游冰也知道,理是这个理,可这邪剑秉性是他确实写进书里的话,万一就成了世界法则呢?
风夜雨最后的结局,游冰可比谁都清楚。
并且曾经,须山槐也是个坚决不信邪的……
游冰长叹一声:“你说的很对,正与邪,善与恶,真与假,这些都是需要人琢磨一生之事……我们确实不能把身边发生的不幸,都推到一柄剑身上。只是这些所谓不祥之物,对我们的心理暗示实在太大……”
“心理暗示?”
“我只能说,这是一种你永远逃不开的东西,你能接触到的任何事物都可能对你有心理暗示。先给你举个例子吧,就以我为例。
“如果,你觉得我是好人,那么我做的绝大部分事情,你都不会再去质疑它是否正义。哪怕有一天,我做出了一件与你的道义非常不相符合之事,你第一反应也不会是,我不是一个好人,我在做的不是好事,你想到的会是,我是不是有苦衷。”
风夜雨不明白游冰为什么要用自己举例。哪里有什么‘如果’,游冰大人当然是最好的。
“再说这剑,你已经听说了这剑是不详之物,只是你现在还不以为意。但如果某一天,你遇到不幸之事,你可能会突然就有一个念头,是不是这剑真的是不祥之物,所以才使得你遭遇不幸。
“这样的念头一旦开始,就会越来越多,你会渐渐怀疑自己已经被不祥之物侵染。人生总有诸般苦难,你之后每遇一件不幸之事,皆是那不祥之物威力的佐证。

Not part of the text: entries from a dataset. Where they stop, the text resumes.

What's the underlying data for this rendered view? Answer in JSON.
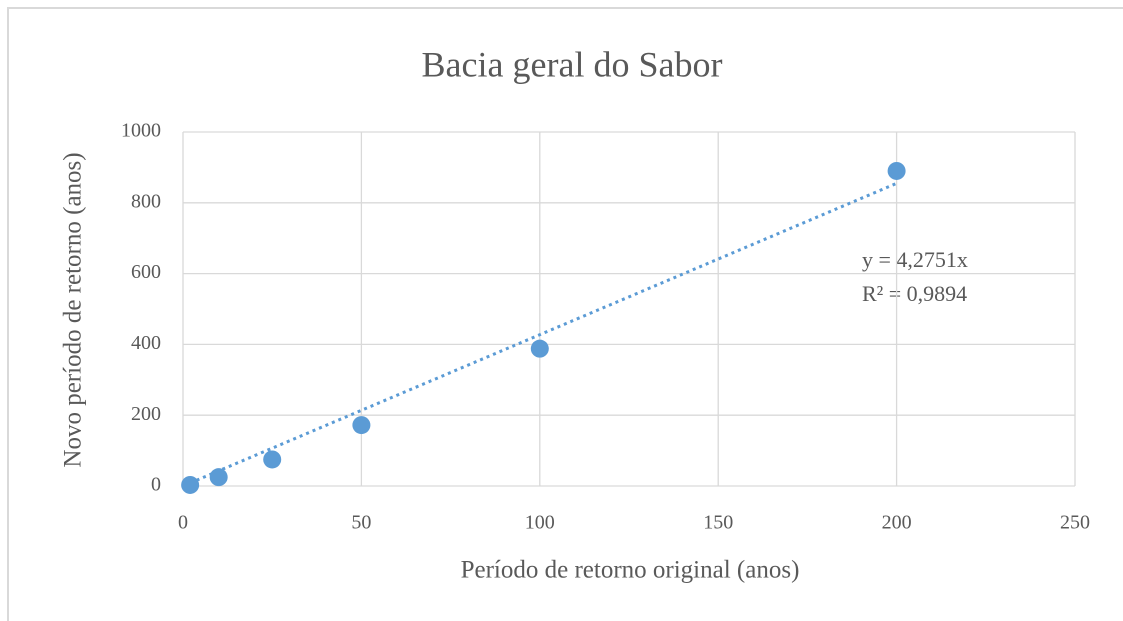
{
  "chart_data": {
    "type": "scatter",
    "title": "Bacia geral do Sabor",
    "xlabel": "Período de retorno original (anos)",
    "ylabel": "Novo período de retorno (anos)",
    "series": [
      {
        "color": "#5b9bd5",
        "x": [
          2,
          10,
          25,
          50,
          100,
          200
        ],
        "values": [
          3,
          25,
          75,
          172,
          388,
          890
        ]
      }
    ],
    "xlim": [
      0,
      250
    ],
    "xticks": [
      0,
      50,
      100,
      150,
      200,
      250
    ],
    "ylim": [
      0,
      1000
    ],
    "yticks": [
      0,
      200,
      400,
      600,
      800,
      1000
    ],
    "grid": true,
    "trendline": "linear-through-origin",
    "annotations": [
      "y = 4,2751x",
      "R² = 0,9894"
    ]
  }
}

“这种念头在头脑里扎了根,哪怕你不再使用这剑,把它扔掉,你可能依旧觉得,你已经成为不祥之人,天命既定,此生必是众叛亲离,有缘皆散!到那时,你又如何再有动力去面对那些苦痛折磨?”
风夜雨忽然感觉,游冰大人的脸色似乎越说越奇怪。
“游冰大人,是不是曾经……发生过什么?”
游冰却摇摇头,不再言语。
风夜雨见他不语,倒认真看向他:“那照您所言……我自小便已经是个不祥之人,您也明明知道……那为何还愿意与我搅合在一起?”
游冰闻言猛地抓住他的手:“什么不祥之人?有我在这,不祥也得祥!”
风夜雨不禁笑了:“是啊,管它祥或不祥。我辈修道,若不能顺遂心意,反而一昧避祸求福,那到底是人修道,还是道修人?”